Country would use global response group for major spill

By CHRIS WINDEYER

Greenland’s home rule government is attempting to head off criticism from environmental groups by releasing its plan to respond to any oil spills that could result from offshore drilling.

The document, published Aug. 15 on the Greenland government’s website, offers a speculative glimpse at how oil spills onto Arctic sea ice might be cleaned up.

Greenland’s Bureau of Minerals and Petroleum says standard spill cleanup procedures like burning and the use of chemical dispersal agents will work on ice, but will take longer than in open water.

It’s also possible to collect the ice and dispose of it, the report says.

If ice conditions make it impossible to finish the cleanup, the ice would be tracked by satellite until it’s possible to resume operations.

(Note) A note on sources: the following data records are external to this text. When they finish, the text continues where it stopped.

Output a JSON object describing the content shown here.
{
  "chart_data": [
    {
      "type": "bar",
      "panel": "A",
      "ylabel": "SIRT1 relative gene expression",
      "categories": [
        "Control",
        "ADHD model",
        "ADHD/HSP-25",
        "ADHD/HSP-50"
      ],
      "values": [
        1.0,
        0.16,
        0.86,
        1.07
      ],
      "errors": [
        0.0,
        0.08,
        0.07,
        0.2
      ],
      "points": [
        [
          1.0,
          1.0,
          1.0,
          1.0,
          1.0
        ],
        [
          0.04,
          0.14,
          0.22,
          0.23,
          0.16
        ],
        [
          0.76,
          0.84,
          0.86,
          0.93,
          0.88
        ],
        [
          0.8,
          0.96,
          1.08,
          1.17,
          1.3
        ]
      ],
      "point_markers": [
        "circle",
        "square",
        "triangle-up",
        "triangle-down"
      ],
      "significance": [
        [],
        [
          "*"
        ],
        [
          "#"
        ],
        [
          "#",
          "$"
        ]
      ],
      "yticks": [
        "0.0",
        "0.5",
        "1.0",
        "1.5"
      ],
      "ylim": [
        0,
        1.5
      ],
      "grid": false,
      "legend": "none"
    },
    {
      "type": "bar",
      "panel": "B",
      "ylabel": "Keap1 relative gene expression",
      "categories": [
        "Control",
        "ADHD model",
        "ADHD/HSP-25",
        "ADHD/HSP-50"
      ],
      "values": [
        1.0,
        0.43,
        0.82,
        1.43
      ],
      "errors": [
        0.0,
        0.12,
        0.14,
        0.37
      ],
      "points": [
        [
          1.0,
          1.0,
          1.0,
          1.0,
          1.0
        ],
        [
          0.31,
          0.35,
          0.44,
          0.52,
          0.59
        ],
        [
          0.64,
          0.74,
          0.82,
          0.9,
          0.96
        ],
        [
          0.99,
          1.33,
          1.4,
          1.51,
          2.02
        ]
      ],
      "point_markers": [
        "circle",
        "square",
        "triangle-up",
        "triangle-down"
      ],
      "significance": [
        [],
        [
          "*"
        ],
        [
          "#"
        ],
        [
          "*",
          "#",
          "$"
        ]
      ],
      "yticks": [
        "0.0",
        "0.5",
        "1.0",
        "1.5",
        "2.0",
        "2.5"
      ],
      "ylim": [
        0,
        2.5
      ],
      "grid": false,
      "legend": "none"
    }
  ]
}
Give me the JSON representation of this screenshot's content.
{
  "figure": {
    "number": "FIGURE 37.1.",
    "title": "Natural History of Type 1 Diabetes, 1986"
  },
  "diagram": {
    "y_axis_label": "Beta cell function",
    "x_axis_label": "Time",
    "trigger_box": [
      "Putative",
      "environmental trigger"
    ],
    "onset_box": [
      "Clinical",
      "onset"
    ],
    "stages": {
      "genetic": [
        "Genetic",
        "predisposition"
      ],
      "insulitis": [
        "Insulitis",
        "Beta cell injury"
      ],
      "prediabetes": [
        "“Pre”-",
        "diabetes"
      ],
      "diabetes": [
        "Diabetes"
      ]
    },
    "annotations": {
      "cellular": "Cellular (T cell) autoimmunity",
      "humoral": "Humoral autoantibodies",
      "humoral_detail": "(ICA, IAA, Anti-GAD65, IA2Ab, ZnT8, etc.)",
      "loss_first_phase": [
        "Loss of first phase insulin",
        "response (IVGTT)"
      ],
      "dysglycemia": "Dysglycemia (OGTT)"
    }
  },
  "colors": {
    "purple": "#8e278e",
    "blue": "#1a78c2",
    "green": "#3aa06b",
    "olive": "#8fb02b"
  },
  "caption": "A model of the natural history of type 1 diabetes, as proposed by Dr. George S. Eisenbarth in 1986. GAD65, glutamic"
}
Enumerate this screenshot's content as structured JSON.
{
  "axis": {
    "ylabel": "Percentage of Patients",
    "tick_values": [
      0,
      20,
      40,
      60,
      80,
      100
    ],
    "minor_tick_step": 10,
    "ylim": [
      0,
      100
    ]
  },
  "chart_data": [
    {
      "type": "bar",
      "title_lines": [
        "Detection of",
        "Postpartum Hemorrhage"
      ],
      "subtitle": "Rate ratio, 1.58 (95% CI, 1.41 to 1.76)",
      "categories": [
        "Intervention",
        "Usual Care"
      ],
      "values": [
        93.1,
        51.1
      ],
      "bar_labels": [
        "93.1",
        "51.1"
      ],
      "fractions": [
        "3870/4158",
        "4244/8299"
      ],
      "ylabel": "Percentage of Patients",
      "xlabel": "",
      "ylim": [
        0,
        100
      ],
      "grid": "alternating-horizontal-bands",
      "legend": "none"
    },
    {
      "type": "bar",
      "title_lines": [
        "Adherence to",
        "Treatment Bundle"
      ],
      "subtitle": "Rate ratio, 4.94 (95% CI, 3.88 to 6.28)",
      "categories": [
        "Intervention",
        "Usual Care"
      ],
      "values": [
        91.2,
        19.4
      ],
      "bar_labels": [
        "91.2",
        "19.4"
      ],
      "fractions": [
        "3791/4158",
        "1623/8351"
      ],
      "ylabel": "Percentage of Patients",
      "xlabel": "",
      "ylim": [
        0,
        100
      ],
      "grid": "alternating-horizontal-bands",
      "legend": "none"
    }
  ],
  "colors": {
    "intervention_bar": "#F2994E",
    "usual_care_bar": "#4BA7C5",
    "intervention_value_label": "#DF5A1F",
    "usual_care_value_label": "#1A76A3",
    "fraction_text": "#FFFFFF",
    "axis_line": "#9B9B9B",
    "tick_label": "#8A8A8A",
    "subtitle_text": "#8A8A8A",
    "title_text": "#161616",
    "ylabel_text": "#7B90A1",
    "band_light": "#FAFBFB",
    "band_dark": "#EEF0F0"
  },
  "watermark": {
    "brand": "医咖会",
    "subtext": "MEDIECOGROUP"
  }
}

Greenland says spills onto ice are “very unlikely” because it’s illegal to drill for oil during the ice season.

“The drilling of wells in Greenland must stop at least two months before the sea freezes up so that there is time, if necessary, to drill a relief well and to abate and clean up after a potential oil spill,” the bureau says.

The strategy also lays out three tiers of oil spills:

• small spills that can be cleaned up by oil-rig crews;

• medium-sized ones that require cleanup equipment based in the towns of Aasiaat and Kangerlussuaq and the capital, Nuuk;

• and large ones that would require crews and equipment from Southampton, England, that would arrive by air freighter within 52 hours.

The plan was drawn up with help from the British company Oil Spill Response Limited, which would be called in in the event of major spills.

OSRL is also part of an alliance of like-minded organizations called the Global Response Network, which responds to massive oil spills like the one that devastated the U.S Gulf Coast last year.

Ben Ayliffe of the environmental group Greenpeace told the Associated Press he doubted the plan would do much to contain any spills.

Scottish oil company Cairn Energy began drilling test wells in Baffin Bay this summer, prompting protests by Greenpeace, which sent activists clambering up the side of an oilrig in an unsuccessful effort to derail the drilling. Greenpeace also demanded the release of Greenland’s spill plan.

At the time, Greenlandic officials refused, citing concerns protestors could get in the way of a cleanup operation.

But now Greenland says a legal finding by the Danish ministry of foreign affairs allows it to take action against protestors in a five kilometre radius around any drill site.

Cairn so far has found no oil, although drilling will continue next year.